Griswold mira su taza de té.

—Habla como un libro.

—Quizá —dice Edgar—. Permítame explicar. La sed de belleza está en la naturaleza de cada persona…, y esa sed es una señal de que vivimos. La luz atrae a los insectos: te acercas mucho al sol y te enciendes, y caes, ¿no es así? La verdadera poesía abarca no sólo la belleza que tenemos frente a nosotros, intenta atrapar la belleza que está más allá —dice.

—¿Más allá de qué?

—¿Qué hay del otro lado de la tumba?

—Sinceramente, Poe…

—¡El verdadero poeta busca lo que no sabemos!

Griswold se pasa la mano por la cara.

—En un poema usted escribe sobre «el pecado ardiente». En otro, acerca de «el trono de la muerte». El Infierno que nos da la bienvenida. Como si el Infierno…, sí…, como si fuera…

Griswold recita sin levantar la vista de la taza:

… baja, baja esta ciudad hasta donde quedará desde ahora.

El Infierno, elevándose desde mil tronos,

le hará reverencias.

Y prosigue:

—¿No es la tarea del poeta, Poe, mostrarnos lo bueno?

—No, no. No lo entiende —dice Edgar sin apartar la mirada del rostro de Griswold.

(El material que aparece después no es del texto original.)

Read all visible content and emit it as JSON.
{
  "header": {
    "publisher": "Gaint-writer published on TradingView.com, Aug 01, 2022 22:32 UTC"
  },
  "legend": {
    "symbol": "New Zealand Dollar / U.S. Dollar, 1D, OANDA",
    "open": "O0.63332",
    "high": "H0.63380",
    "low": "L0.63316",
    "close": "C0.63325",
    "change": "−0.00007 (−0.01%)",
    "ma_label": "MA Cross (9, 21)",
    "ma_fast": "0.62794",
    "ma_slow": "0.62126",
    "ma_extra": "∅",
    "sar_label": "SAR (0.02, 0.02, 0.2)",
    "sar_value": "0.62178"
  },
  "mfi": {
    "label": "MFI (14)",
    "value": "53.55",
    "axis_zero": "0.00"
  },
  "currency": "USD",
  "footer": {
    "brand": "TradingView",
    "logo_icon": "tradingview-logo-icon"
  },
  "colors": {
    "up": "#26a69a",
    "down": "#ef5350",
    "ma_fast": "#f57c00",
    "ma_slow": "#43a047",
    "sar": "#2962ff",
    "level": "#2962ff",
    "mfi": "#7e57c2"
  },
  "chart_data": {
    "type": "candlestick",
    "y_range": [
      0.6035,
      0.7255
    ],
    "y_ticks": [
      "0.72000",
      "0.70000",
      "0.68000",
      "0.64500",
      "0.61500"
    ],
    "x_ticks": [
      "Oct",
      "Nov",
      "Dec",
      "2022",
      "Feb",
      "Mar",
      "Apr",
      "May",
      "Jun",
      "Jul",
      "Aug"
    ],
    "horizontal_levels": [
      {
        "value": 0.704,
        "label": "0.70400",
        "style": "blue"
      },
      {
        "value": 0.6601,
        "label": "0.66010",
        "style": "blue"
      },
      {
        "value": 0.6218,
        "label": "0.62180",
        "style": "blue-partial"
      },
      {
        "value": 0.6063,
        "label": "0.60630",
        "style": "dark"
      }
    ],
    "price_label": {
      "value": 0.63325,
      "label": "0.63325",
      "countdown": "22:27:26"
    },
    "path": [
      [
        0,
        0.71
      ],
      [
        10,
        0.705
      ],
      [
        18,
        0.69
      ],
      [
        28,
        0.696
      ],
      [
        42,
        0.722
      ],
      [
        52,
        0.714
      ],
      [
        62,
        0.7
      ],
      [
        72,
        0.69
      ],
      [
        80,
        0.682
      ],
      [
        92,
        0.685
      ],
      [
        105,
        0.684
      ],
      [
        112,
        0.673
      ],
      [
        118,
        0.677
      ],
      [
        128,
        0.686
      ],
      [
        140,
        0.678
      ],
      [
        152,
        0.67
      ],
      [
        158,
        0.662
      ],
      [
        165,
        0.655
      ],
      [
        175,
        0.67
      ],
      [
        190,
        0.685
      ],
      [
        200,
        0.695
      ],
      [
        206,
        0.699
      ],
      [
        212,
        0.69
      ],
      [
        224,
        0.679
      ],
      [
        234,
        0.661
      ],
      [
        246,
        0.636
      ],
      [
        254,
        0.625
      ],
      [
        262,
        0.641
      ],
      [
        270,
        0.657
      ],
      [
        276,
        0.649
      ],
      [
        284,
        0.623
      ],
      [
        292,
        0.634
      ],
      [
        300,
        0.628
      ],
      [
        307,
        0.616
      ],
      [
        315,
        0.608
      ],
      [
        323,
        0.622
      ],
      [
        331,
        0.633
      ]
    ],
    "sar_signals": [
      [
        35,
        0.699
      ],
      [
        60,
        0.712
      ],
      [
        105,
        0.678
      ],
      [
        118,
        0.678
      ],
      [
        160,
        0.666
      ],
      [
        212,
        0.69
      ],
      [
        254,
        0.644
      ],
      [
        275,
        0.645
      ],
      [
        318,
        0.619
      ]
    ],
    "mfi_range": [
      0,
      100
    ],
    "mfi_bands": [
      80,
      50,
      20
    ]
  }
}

—¿Qué es lo que no entiendo?

—La poesía es la invención rítmica de la belleza. La belleza es la única meta de la poesía. La verdadera poesía no se ocupa en principio de nada de lo que usted dice. El único juez de la poesía es el gusto. Ni el intelecto ni la moral son importantes para ella. Su único interés es la belleza.